The problem with that, though, is that BrainDead never, in its execution, gives the impression that it truly groks the political system it mocks. It serves up all the stuff you’d expect of political satire—the betrayals, the dramas, the jokes at the expense of overeager staffers—but never blends them deftly enough to suggest the deep knowledge that is required to make satire truly scathing. BrainDead may have gleaned much of its comedy through the borrowing of real-world events; last night’s episode, though, also borrowed heavily, almost ridiculously heavily, from the fanciful fictions of The West Wing. (Laurel, on her first day as her brother’s aide, engages in a constituent-management event that is essentially a Senate-based version of the Bartlet White House’s Big Block of Cheese Day. And remember the West Wing episode that found a Republican senator being willing to vote with the other side in exchange for a $47 million earmark for autism research—because his granddaughter was autistic? In BrainDead, it’s a sister who is autistic, and the proposed earmark is … $48 million.)

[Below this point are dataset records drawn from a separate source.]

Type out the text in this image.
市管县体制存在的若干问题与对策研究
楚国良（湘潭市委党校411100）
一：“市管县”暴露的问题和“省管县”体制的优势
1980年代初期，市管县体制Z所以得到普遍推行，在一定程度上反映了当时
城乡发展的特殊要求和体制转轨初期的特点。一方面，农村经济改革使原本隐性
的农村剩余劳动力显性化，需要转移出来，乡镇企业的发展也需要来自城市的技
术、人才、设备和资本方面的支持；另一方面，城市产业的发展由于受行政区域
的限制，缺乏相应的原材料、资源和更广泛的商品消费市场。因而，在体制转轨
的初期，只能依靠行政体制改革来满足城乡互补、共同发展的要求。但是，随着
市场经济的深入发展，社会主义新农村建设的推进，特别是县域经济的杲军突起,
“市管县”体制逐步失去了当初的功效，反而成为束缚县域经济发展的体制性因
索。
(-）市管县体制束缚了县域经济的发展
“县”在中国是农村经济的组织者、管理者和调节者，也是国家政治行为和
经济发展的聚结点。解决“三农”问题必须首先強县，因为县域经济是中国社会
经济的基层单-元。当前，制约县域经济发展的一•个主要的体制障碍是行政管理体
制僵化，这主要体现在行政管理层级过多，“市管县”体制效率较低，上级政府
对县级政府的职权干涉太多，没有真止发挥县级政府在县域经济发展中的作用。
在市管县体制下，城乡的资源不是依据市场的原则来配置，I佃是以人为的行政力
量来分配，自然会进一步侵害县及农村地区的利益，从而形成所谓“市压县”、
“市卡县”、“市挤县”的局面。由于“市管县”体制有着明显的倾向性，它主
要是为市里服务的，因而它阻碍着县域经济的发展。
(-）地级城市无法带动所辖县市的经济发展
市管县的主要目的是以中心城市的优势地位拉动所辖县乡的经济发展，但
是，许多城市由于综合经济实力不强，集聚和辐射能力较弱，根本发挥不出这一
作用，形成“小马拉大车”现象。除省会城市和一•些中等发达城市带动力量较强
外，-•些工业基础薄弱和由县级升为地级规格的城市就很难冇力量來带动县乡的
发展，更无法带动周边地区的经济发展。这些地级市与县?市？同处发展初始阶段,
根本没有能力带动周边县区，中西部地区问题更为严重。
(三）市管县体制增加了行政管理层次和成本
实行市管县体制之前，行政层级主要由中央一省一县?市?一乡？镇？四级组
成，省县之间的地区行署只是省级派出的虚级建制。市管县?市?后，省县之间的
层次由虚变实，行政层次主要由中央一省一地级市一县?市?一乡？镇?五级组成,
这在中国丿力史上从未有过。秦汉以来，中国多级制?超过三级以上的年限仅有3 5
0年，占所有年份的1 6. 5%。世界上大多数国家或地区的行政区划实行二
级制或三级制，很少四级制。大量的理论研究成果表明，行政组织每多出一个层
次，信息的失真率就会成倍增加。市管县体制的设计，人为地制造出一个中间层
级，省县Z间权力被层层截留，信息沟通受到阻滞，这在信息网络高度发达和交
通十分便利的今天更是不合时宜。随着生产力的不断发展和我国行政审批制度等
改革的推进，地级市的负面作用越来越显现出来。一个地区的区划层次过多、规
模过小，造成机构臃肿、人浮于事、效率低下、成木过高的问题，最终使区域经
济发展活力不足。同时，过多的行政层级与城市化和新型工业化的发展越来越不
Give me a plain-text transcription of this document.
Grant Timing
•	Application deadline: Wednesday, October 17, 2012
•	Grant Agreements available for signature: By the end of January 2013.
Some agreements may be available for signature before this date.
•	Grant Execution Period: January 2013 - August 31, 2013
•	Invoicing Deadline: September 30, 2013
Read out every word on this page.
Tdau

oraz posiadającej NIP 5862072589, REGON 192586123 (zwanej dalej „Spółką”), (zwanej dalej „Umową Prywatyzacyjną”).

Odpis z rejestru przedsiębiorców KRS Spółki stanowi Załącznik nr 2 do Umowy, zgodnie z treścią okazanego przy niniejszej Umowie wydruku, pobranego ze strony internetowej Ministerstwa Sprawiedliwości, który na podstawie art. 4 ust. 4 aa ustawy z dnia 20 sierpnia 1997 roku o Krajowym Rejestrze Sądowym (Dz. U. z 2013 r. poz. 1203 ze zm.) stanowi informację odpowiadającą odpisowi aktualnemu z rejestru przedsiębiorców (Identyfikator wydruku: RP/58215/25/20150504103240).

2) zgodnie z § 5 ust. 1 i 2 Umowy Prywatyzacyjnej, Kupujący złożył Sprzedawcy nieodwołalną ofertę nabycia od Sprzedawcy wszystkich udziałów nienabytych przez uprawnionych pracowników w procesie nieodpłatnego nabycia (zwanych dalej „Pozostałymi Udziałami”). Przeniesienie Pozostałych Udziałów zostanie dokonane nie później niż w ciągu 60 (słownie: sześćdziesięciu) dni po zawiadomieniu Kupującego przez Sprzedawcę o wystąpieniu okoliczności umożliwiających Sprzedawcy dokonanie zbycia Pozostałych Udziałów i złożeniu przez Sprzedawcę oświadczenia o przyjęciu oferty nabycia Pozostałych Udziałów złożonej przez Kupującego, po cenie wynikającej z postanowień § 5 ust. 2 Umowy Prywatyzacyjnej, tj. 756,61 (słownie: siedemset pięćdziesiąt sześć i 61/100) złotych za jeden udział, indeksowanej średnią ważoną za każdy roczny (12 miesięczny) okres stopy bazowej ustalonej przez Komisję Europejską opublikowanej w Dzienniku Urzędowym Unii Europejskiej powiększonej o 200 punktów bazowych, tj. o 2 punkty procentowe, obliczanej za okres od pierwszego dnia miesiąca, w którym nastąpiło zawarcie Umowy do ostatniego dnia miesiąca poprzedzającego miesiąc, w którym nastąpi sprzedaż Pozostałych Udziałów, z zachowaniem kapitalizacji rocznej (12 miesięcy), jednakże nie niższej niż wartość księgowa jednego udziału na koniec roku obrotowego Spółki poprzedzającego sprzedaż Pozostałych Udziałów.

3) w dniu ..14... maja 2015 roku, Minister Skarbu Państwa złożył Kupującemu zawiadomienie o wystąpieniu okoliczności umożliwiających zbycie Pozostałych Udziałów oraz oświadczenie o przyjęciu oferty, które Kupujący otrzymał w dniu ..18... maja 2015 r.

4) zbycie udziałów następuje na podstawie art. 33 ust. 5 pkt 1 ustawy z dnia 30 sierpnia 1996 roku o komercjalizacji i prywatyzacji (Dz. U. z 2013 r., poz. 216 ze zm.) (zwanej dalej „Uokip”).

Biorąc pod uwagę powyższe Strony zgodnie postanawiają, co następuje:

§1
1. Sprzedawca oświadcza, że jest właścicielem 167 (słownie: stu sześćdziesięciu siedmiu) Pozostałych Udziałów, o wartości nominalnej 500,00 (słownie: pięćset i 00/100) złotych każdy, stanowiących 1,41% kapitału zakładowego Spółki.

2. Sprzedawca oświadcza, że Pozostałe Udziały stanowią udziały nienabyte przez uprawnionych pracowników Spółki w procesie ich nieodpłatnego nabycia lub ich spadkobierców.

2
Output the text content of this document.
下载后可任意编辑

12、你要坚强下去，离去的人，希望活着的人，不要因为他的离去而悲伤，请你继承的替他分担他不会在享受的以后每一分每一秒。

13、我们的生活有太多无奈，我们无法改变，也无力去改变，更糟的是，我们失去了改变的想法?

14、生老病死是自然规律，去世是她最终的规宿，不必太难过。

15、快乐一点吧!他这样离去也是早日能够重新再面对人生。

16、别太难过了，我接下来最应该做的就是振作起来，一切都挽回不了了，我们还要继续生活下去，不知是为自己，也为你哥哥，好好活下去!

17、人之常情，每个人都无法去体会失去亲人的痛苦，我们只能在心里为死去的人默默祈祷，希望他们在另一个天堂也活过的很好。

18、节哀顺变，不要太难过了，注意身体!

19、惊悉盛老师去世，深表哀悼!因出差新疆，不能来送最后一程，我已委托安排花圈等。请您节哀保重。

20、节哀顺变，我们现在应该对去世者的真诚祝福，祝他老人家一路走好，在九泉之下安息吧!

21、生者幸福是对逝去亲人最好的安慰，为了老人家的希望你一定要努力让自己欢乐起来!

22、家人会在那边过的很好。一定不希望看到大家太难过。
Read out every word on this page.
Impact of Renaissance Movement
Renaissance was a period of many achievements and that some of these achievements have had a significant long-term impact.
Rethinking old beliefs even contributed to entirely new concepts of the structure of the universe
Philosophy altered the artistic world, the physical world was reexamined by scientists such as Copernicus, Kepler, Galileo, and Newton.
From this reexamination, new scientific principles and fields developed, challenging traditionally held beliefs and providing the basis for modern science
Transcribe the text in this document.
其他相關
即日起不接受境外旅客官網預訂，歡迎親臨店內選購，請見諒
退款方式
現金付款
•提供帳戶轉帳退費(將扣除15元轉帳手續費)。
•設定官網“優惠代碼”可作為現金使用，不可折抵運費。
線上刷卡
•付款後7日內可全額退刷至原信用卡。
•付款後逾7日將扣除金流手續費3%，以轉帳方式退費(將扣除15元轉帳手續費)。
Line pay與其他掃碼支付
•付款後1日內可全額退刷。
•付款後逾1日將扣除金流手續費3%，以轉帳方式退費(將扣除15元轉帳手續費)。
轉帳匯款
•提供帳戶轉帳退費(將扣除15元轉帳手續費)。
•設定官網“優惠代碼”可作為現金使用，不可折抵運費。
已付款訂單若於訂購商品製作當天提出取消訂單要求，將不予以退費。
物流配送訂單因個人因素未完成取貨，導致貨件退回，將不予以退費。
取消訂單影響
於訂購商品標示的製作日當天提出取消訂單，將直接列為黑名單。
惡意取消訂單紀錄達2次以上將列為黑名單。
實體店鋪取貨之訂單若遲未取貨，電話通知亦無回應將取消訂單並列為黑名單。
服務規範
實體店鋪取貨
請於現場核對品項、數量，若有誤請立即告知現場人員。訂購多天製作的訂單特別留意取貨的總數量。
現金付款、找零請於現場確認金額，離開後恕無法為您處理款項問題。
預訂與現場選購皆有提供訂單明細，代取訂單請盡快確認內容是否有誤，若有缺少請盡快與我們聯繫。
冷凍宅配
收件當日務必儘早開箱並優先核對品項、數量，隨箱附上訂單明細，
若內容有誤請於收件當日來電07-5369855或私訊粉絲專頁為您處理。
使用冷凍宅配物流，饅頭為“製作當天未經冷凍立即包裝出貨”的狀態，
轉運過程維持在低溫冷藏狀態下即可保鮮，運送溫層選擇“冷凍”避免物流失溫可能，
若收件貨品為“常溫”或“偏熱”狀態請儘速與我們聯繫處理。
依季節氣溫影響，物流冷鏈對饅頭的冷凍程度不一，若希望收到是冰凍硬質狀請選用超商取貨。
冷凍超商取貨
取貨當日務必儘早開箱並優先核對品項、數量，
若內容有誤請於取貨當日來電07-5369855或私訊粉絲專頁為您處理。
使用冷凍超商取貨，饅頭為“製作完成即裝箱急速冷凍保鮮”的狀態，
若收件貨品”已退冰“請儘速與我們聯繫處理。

It’s a fine line, paying tribute to a former show—or perhaps, mocking it—and being simply derivative of it. In this case, it’s hard to tell which is which. BrainDead’s wild tonal shifts—exploding brains one moment, monologues on political idealism the next—never coalesce into the ideological assurance of The West Wing or of the many other shows that inform its plots and its messages. (Even Invasion of the Body Snatchers, a work that also seems to have inspired BrainDead, channeled contemporary anxieties about communism and the individual sacrifices that come with collective governance.) BrainDead, instead, is aggressively apolitical. It avoids political alienation by way of, you know, actual aliens. It navigates the paradox of partisan TV by mocking partisanship itself.

It also lacks any obvious sense of conviction about the world. In trying to mock a system that already quite effectively mocks itself, it doesn’t seem to know where to go. There’s a certain nihilism to the whole enterprise. BrainDead seems to pride itself, as The Good Wife deservedly did, in its proximity to the real world—to headlines, to events, to life as lived by its many, many viewers. It’s about Congress and the presidency and the media. It co-stars Donald Trump and Hillary Clinton and a faux Rachel Maddow and a faux Megyn Kelly. These would seem to be ripe targets of satire. And yet, without convictions to bolster it—without a coherent vision of what would be a better alternative to Donald Trump or Hillary Clinton or Rachel Maddow or Megyn Kelly—everyone gets mocked, equally. Everyone gets accused, in some way, of possessing a deadened brain. BrainDead’s posture is one of equal-opportunity pessimism: Politicians are the worst! Government is awful! Lolnothingmatters!

What that amounts to is not only a “comic-thriller” that is only occasionally comedic, and even less occasionally thrilling; it also amounts to a political satire that, in indicting everyone, ends up indicting no one. The ultimate targets of the jokes here are “partisans,” but if that’s the case then American democracy has another joke in store: It’s the partisans who tend to be heard, and who tend to have influence, and who tend to determine what “American democracy” is going to become. BrainDead may pride itself on its ripped-from-the-headlines relevance; the problem, though, is that the headlines of the moment—about Trump, about terrorism, about inequality, about what America is and will be in the future—reveal nothing if not how destructive political pessimism can be. The democratic system the Kings are satirizing will be, during BrainDead’s 13-episode run, engaged in a fight for its own future; with stakes this high, sometimes the best thing one can be is political and passionate and, yes, partisan.